Using UTF-16 instead of UTF-16LE fixed this problem. EDIT: this is wrong, see my later messages.

Now, messages are separated correctly, but the content does not seem to be understood by logstash: image

Note that your data and your delimiters have opposite endianness. So if you get lines, all of your 16 bit characters have the bytes swapped. I believe it would be possible to fix that in a ruby filter.

I see the same endianness, starts with 2 bytes representing the BOM, then little endian until 0D 00 0A 00, which is also little endian. Is that right?

Yeah, I misread it.

Also I made a mistake, changing to UTF-16 did not fix the problem, I still cant get the \r\n delimiter to work.

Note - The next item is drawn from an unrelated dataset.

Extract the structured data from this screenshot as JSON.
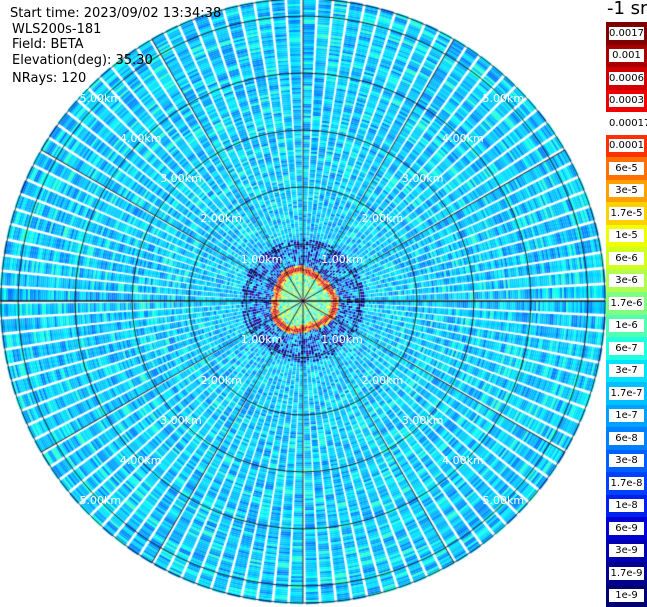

How are you setting the delimiter. And what platform (Windows vs. UNIX) are you on?

Current input:

input {
	tcp {
		port => 5008
		type => "csv"
		codec => line {
			charset => "UTF-16"
			delimiter => "\r\n"
		}
	}
}

Current output: one big event. I enabled config.support_escapes: true in logstash.yml.

I’m on Ubuntu 18.04. The file comes from a windows machine.

Looking at the code, the tokenizer knows nothing about the charset. So you need your delimiter to be '\r\0\n\0'.

There is a PR open to add support for \0, but at the moment I think you are out of luck. I do not know if @yaauie plans to merge this in a future version.

You could get rid of the codec and tokenize it yourself in a ruby filter.

Alright I’ll take a look at that. Many thanks for your time!

This topic was automatically closed 28 days after the last reply. New replies are no longer allowed.